All,
Side stepping a migration to IPv6 debate…. I’d like to hear advise from the group about performing due diligence research on an IPv4 block before purchasing it on the secondary market (on behalf of an end-user company). My research has branched into two questions: a) What ‘checks’ should I perform?, and b) what results from those checks should cause us to walk away?
My current list is:
Hi,
While I think #3 is important, it depends on your use of the end-block, and those entries can sometimes be cleaned up with some work. If the block is listed, that would certainly lower my buying price I am willing to pay for the block. I did buy a block once in the ARIN region which showed up in IP geolocation databases as Russian (no idea why), but it took me quite a while to get it fixed.
Well,
I did all three above and still had issues. I am still having issues. I had to contact many people to get off of various blacklists, etc. These are lists that are not publish and you will not know until you start using the space.
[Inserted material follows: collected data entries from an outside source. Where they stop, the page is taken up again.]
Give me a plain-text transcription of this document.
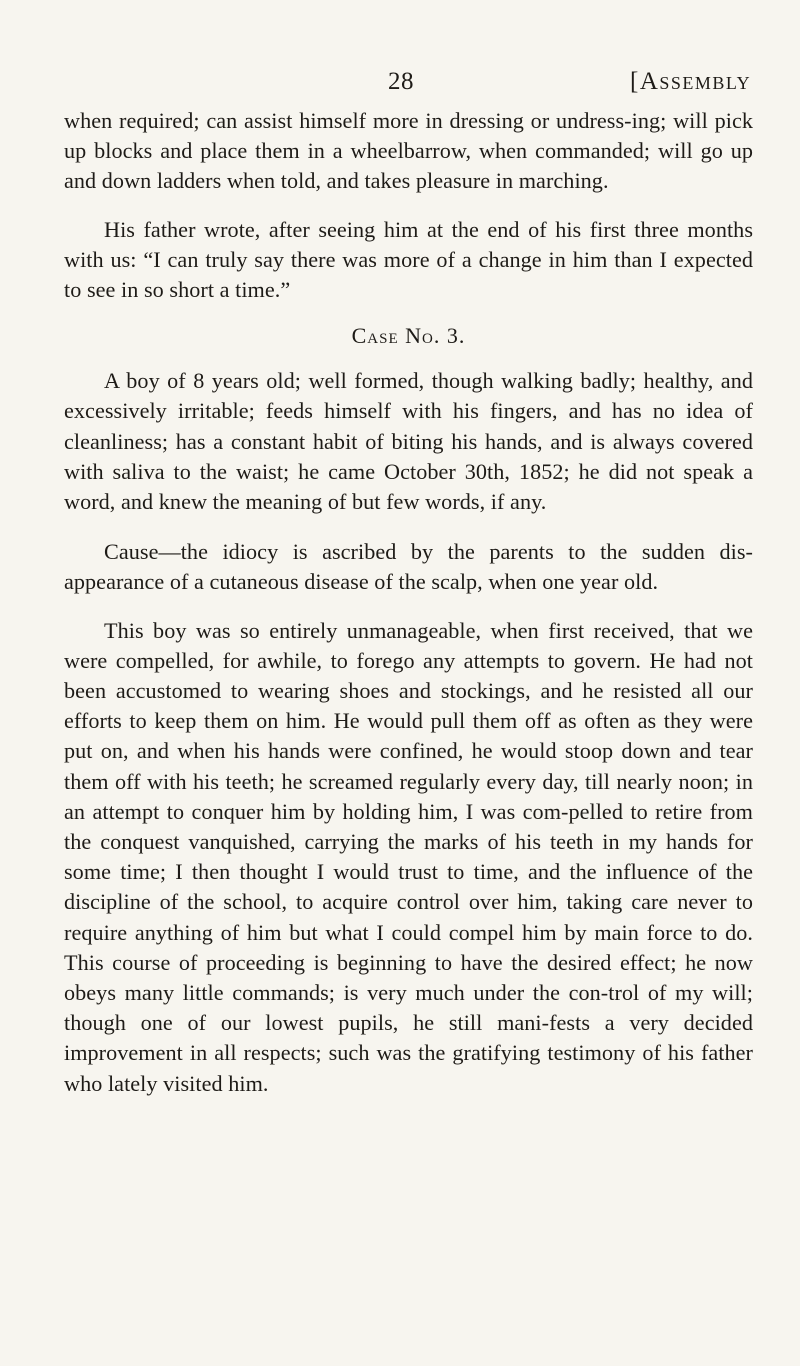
28	[Assembly

when required; can assist himself more in dressing or undress-ing; will pick up blocks and place them in a wheelbarrow, when commanded; will go up and down ladders when told, and takes pleasure in marching.

His father wrote, after seeing him at the end of his first three months with us: “I can truly say there was more of a change in him than I expected to see in so short a time.”

Case No. 3.

A boy of 8 years old; well formed, though walking badly; healthy, and excessively irritable; feeds himself with his fingers, and has no idea of cleanliness; has a constant habit of biting his hands, and is always covered with saliva to the waist; he came October 30th, 1852; he did not speak a word, and knew the meaning of but few words, if any.

Cause—the idiocy is ascribed by the parents to the sudden dis-appearance of a cutaneous disease of the scalp, when one year old.

This boy was so entirely unmanageable, when first received, that we were compelled, for awhile, to forego any attempts to govern. He had not been accustomed to wearing shoes and stockings, and he resisted all our efforts to keep them on him. He would pull them off as often as they were put on, and when his hands were confined, he would stoop down and tear them off with his teeth; he screamed regularly every day, till nearly noon; in an attempt to conquer him by holding him, I was com-pelled to retire from the conquest vanquished, carrying the marks of his teeth in my hands for some time; I then thought I would trust to time, and the influence of the discipline of the school, to acquire control over him, taking care never to require anything of him but what I could compel him by main force to do. This course of proceeding is beginning to have the desired effect; he now obeys many little commands; is very much under the con-trol of my will; though one of our lowest pupils, he still mani-fests a very decided improvement in all respects; such was the gratifying testimony of his father who lately visited him.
Luckily, I have had great help from the list here in getting support and in some cases back-channel support.
The hard part is getting a hold of the right people.
For example:
Softlayer/IBM was initially blocking my ip space. But, it was not really them. It was NTT on behalf of Softlayer. The request has to come from Softlayer. That has been resolved. I honestly do not even know who to thank.
I am currently fighting the same issue with playstation.com. Akami is blocking access on behalf of Sony. The request has to come from Sony. After many emails with abuse@playstation, I am making headway. Problem is not solved yet, but I believe they are making headway. Luckly Akami open a ticket and told me what to tell the Sony NOC.
Right now, I am fighting some odd ball blocks. Several mobile banking sites. There is not even a support number. I am having to try and use the NOC/Abuse contacts via ARIN first and not having any luck. Try calling a bank and telling them that your are a network engineer and can not access their sites. That goes downhill pretty quick. If you can get past the first line of tech support it is a challenge. “Have you cleared your cookies? You need to call your ISP”, then you get a 2nd line person who basically blows you off.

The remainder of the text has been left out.